Another, perhaps equally important concern during the planning process was the training required for personnel to achieve the economies and quality improvements that induction melting offered. But, according to Young this training requirement also offered Decatur Foundry the opportunity to bring about a shift in the culture of the company. “The higher level of sophistication inherent in the new melting system gave us the opportunity to demonstrate to existing and potential new customers that ours is a progressive operation, as well as a respected and established metalcasting company,” he says.

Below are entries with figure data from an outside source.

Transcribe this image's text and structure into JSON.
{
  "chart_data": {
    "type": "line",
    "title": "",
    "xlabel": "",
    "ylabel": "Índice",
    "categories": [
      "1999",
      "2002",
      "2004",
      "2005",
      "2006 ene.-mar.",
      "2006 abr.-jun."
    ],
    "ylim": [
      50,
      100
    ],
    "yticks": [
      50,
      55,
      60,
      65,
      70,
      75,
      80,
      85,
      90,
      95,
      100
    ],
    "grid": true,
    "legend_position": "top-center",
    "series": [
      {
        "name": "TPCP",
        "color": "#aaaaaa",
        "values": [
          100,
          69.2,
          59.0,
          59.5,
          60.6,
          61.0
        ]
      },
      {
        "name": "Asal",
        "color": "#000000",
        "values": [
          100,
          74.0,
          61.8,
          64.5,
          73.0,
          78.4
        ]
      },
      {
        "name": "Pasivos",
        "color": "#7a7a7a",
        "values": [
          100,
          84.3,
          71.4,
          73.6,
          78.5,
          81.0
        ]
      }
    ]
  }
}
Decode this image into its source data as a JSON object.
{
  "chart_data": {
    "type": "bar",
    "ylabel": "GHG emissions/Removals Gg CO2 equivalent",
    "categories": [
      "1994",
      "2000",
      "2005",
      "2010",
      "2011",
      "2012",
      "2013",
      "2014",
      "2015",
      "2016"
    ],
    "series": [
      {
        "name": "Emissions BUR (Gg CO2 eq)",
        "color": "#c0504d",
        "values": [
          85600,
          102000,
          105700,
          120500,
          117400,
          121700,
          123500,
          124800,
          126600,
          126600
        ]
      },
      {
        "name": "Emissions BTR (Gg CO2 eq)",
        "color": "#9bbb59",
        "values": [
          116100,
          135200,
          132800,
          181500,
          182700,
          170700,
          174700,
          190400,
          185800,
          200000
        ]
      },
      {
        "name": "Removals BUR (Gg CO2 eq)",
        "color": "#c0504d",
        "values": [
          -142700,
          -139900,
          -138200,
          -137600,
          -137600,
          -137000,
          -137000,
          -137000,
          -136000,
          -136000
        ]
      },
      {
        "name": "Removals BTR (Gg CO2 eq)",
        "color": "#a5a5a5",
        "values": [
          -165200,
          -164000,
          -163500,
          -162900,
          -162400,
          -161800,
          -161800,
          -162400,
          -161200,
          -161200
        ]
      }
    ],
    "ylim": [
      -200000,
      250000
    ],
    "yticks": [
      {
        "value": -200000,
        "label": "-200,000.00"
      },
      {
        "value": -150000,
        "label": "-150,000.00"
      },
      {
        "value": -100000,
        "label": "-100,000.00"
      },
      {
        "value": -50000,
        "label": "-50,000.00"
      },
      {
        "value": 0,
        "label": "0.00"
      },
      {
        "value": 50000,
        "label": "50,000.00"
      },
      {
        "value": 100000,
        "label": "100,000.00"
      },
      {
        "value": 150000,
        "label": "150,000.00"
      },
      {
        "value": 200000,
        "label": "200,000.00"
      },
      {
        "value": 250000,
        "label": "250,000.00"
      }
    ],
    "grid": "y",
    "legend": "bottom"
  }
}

Hoback also was concerned about the switch to induction melting. “The cupola was a lot of work, but its operation seemed pretty simple compared to the sophisticated electronics of the new system,” he says. “However, training and back-up support from Inductotherm helped to eliminate those concerns.”
Hoback notes that Decatur’s new melting system requires about one-third of the number of people needed to operate and maintain the cupola. “It wasn’t unusual for as many 17 people to be involved every time we melted and tapped the cupola. Today, with our induction melt shop, we have just five: one person operating the system, two iron pourers, one forklift truck driver and a foreman. I don’t have any maintenance people hanging around like we used to have with the cupola,” he says.
“Maintenance people are always available when they are needed, but now we concentrate more on preventive maintenance with the foundry,” Hoback reports. “It’s a more reliable and controllable system. I can have our maintenance guys working on other projects now, rather than waiting for something to go wrong. If I was going to do anything differently, I would have asked for more training earlier on,” Hoback adds.
In 2001, Decatur Foundry’s decision to transform its operations with a significant investment in the new melting system seemed to go against the conventional wisdom of the times. Now, Young and his management team believe it was the smartest thing they could have done.
“When the industry started coming back, we were in a perfect position to take advantage of a lot of opportunities,” Young says. “I believe there will be a resurgence in terms of manufacturing in the U.S. There seems to be an increased recognition by casting buyers that they need good sources for iron castings produced here. Now, when they ask us if Decatur Foundry is going to be around next year, we can tell them, we’ll be here.”
Joseph T. Belsh is senior vice president for sales and service with Inductotherm Corp.